Exploratory Data Analysis
Conduct overall performance analysis on the dataset to identify general trends. For instance, some trends to discover could include seasonality trends in customer engagement across the year, differing engagement levels across different age groups, average number of likes, shares and comments across all posts, and how such indicators are distributed across all posts.
Cluster Analysis
Based on the performance metrics of reach and engagement level (likes, shares, comments) we will conduct cluster/segmentation analysis on the dataset to identify different clusters of posts with different effects on the performance metrics. For instance, top performing posts, debatable posts, etc. We propose using software tools such as SAS Enterprise Guide to aid in the analysis.
Sentiment Analysis
Based on the performance clusters derived above, we use Sentiment Analysis to dig deeper and uncover how customers' sentiment can affect the performance ratings of different posts. We will conduct text mining and sentiment topic analysis to discover "happiness" or "hate" levels on different types of posts, taking reference from previous studies on sentiment analysis on social media. We propose using the Text Mining module on SAS Enterprise Miner to aid in the analysis.
Topic Analysis
Based on the performance clusters derived above, we use Topic Analysis to uncover popular themes and topics that customers' are interested in, and their impact on performance ratings. Some example of themes/topics include, National Service Stories, Government Policies Stories, Funny Viral Stories, Working Life Stories, etc. SGAG is also interested in understanding how different topics appeal to different age groups, and if there are any overarching topics that appeal greatly across all age groups. We will use a mixed method comprising of text and topic mining on "responses" to generate possible topics, supplemented by sampling and manual theme coding to discover any potential lesser-known topic. We propose using the Text Mining module on SAS Enterprise Miner to aid in the analysis.
Content Analysis
Based on the performance cluster derived above, we use Content Analysis to uncover the effects of key design attributes in affecting performance ratings. Some key design attributes include: 1) the number of picture frames used, 2) the kinds of characters used (for instance, common SGAG characters, foreign celebrities, local celebrities, political figures, etc.), and 3) the number of words used.
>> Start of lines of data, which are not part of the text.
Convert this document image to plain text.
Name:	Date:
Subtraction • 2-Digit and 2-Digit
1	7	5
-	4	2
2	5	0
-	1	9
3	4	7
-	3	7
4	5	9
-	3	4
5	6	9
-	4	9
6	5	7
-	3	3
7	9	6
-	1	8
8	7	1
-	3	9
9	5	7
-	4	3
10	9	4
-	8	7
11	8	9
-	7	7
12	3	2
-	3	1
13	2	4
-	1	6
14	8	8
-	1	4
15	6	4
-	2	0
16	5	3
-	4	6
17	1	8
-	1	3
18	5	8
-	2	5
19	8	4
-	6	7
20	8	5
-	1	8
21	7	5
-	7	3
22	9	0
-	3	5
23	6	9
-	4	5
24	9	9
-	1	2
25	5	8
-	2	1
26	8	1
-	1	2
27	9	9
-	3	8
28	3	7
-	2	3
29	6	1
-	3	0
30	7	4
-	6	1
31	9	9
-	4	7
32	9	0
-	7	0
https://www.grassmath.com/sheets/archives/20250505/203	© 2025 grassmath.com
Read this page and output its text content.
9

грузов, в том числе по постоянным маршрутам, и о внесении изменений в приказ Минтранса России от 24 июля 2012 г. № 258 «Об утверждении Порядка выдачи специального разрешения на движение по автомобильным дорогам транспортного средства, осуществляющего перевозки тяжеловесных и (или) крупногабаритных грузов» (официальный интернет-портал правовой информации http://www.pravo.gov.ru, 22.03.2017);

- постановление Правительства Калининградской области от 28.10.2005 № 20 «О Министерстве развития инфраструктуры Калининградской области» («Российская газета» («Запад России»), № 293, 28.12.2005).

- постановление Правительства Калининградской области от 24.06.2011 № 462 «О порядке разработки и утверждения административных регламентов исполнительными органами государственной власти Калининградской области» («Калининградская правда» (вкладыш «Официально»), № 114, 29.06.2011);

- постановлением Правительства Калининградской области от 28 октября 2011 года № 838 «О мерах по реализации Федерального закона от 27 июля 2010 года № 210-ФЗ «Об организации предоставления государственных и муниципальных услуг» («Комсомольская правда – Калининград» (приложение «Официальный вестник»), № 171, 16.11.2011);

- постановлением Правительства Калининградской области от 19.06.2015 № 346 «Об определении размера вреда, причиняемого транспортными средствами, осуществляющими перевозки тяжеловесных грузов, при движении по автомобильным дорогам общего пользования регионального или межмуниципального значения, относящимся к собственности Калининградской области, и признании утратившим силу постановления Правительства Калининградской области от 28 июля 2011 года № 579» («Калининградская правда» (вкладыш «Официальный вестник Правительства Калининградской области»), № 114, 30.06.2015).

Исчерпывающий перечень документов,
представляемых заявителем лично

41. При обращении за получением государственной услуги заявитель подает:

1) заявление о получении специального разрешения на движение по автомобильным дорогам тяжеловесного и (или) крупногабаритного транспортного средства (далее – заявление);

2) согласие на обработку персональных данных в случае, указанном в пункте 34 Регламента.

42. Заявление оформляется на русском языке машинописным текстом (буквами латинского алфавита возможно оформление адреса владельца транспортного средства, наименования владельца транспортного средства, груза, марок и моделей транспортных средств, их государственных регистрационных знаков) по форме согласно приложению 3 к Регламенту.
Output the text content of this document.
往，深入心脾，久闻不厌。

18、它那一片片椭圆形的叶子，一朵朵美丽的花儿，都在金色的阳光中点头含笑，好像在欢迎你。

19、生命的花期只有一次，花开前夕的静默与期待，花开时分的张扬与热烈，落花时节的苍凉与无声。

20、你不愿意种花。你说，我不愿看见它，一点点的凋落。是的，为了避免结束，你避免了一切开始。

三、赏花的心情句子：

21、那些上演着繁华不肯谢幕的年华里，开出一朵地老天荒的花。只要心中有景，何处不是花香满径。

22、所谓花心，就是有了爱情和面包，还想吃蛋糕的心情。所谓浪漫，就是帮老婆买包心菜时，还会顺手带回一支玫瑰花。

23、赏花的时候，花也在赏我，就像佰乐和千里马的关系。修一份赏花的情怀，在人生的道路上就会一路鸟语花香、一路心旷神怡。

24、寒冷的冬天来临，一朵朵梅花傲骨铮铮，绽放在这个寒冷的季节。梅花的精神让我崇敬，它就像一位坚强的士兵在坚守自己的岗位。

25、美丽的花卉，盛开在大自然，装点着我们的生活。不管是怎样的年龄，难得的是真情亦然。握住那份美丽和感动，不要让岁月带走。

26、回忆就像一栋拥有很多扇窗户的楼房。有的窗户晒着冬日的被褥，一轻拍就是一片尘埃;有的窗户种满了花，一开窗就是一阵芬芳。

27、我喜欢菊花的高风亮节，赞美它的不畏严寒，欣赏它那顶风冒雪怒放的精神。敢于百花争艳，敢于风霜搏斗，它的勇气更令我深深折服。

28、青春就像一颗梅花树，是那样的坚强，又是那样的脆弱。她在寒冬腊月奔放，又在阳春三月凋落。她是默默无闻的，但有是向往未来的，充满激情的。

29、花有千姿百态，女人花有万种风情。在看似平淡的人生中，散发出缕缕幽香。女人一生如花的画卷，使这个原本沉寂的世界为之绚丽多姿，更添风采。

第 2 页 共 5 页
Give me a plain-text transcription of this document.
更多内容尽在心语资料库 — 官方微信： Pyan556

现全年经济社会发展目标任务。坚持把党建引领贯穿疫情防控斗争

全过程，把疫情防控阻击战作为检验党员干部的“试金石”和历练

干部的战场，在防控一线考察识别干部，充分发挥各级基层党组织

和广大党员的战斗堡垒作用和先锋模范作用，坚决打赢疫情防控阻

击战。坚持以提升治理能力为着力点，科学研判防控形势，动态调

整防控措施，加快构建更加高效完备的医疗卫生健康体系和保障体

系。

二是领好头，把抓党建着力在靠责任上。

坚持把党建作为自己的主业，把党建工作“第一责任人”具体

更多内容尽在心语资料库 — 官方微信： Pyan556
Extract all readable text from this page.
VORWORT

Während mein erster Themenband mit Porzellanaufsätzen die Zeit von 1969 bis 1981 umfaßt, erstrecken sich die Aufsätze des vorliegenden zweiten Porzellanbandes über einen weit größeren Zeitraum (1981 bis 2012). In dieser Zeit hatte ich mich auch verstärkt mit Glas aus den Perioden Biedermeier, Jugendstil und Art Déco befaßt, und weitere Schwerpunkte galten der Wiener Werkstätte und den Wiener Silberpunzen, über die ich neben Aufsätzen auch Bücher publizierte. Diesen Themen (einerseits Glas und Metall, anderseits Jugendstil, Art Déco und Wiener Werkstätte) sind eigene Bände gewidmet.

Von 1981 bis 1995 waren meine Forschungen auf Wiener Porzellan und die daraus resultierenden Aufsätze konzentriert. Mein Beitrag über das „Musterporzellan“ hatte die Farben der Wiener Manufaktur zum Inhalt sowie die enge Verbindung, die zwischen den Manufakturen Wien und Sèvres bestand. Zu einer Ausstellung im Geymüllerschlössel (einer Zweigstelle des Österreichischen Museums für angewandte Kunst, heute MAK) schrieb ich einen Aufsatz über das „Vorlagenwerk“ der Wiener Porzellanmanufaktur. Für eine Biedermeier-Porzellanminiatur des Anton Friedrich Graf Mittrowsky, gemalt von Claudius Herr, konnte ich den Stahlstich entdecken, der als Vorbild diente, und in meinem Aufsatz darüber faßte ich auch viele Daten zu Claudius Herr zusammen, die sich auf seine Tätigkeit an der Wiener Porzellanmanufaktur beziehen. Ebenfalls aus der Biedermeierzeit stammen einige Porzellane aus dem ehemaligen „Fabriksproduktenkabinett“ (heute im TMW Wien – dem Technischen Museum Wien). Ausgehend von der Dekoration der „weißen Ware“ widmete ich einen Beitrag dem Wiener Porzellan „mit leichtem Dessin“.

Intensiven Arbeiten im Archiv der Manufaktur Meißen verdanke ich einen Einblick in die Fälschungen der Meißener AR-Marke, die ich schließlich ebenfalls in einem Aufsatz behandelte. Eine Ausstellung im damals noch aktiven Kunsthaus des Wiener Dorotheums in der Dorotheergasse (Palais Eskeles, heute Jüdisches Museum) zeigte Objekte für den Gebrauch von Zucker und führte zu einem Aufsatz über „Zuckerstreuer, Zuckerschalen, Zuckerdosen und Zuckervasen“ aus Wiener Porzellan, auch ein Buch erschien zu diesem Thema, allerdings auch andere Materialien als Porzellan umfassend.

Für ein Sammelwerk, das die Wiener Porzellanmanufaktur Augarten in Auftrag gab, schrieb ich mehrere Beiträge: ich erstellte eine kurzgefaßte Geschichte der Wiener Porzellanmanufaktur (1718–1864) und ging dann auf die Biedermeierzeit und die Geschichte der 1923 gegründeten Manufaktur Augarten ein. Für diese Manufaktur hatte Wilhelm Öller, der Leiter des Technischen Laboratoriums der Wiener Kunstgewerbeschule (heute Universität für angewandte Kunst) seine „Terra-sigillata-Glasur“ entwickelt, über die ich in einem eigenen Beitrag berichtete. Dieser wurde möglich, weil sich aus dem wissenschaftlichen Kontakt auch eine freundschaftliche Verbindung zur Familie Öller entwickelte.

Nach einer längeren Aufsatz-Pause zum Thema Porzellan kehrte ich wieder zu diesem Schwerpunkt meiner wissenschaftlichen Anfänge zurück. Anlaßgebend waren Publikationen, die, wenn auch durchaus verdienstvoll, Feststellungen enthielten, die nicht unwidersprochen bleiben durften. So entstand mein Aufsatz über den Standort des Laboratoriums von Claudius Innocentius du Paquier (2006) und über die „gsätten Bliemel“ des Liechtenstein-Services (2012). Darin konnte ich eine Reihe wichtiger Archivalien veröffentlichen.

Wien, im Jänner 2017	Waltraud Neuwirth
We propose using sampling techniques to identify a representative sample to perform content analysis on, since most of SGAG's content is pictorial and likely to require manual observation and recording of design attributes to be analysed.
Regression Modelling
Lastly, based on all the performance insights derived from the various analysis above, we propose to use a multi-linear-regression model to assess the overall effect of the success factors derived above, on performance. This model would enable SGAG and the team to understand if all of these factors are sufficient in answering the question "what makes a great post?", or if further studies are required to uncover more factors to improving performance. The model could also serve as a useful scoring tool to gauge future content generated by the creative team, if they should meet SGAG's target performance levels. We propose using SPSS or SAS Enterprise Guide to aid in this analysis.